Sem Título
Aguada vaporosa em tons terrosos e oxidados, a presente obra inscreve-se numa série de trabalhos ao mais puro estilo informalista, não figurativo, que José Escada executou entre finais dos anos de 1950 e o princípio dos anos de 1960, tendo-os apresentado à exposição que o grupo KWY – a que o artista aderira em Paris já na qualidade de bolseiro da Fundação Calouste Gulbenkian –, realizou na Sociedade Nacional de Belas-Artes, em dezembro de 1960.

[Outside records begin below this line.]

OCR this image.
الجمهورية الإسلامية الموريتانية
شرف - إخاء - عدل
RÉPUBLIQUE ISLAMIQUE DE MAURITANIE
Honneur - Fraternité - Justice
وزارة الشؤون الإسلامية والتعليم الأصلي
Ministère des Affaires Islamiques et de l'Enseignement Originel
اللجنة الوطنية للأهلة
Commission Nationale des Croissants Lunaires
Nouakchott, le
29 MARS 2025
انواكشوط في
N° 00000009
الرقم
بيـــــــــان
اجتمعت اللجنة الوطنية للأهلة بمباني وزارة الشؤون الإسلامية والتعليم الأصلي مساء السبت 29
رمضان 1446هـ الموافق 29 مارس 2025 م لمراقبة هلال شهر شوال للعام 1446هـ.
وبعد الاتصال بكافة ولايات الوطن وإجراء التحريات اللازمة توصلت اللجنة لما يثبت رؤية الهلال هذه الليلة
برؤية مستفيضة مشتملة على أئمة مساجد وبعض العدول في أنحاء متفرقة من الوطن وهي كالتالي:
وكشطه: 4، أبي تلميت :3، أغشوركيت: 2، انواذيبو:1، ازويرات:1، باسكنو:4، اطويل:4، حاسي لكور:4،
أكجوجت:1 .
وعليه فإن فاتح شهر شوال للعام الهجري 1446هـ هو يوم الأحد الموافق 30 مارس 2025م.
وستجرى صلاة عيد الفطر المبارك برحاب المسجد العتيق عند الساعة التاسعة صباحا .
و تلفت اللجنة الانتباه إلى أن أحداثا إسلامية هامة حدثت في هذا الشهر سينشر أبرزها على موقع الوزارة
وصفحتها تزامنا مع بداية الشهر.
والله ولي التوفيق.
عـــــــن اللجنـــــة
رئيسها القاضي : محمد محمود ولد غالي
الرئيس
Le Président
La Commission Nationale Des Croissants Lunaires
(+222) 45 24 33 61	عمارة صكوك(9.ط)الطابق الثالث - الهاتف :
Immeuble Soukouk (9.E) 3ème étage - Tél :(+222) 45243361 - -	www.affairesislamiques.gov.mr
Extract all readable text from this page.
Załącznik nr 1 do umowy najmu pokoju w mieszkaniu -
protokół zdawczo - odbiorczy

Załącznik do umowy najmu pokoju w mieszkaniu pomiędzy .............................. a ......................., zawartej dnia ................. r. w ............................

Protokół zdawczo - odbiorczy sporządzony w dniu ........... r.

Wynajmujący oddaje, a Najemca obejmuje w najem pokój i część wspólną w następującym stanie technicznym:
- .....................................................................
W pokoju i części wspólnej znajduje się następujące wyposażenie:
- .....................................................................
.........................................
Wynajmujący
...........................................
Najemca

Nesta época, a investigação plástica e visual de José Escada orientou-se para a expressão de valores atmosféricos, privilegiando a cor e a linha, formando nódulos ou entrelaçados em breve transformados em manchas de pigmento. O artista realizou então diversos desenhos com outras tantas variações de cor, de saturação ou de contraste. No presente trabalho, sobressaem os cinzas, as sépias e os negros, tons de terra esverdeada e húmida dissolvendo-se no ar como uma tempestade.
Meio aquoso de pigmentação leve, a aguada proporciona a recriação de um ambiente nebuloso, diáfano, sem fronteiras precisas, apenas agitado por uma ondulação delicada e circular, ambiente de onde os objetos e as figuras foram como que diluídos. A conceção poética de um espaço ilimitado (ou somente limitado pela folha de papel), assimétrico, espaço sem princípio nem fim, animado apenas pelos movimentos da matéria colorida em expansão, é bem patente na concentração da cor na orla esquerda da imagem, em conglomerados de linhas de tons escuros de onde sobressaem breves luzes azuis turquesas, sanguíneas e ocres, logo se extinguindo e fundindo na humidade sépia e cinza que se derrama pela superfície do papel, em todos os sentidos.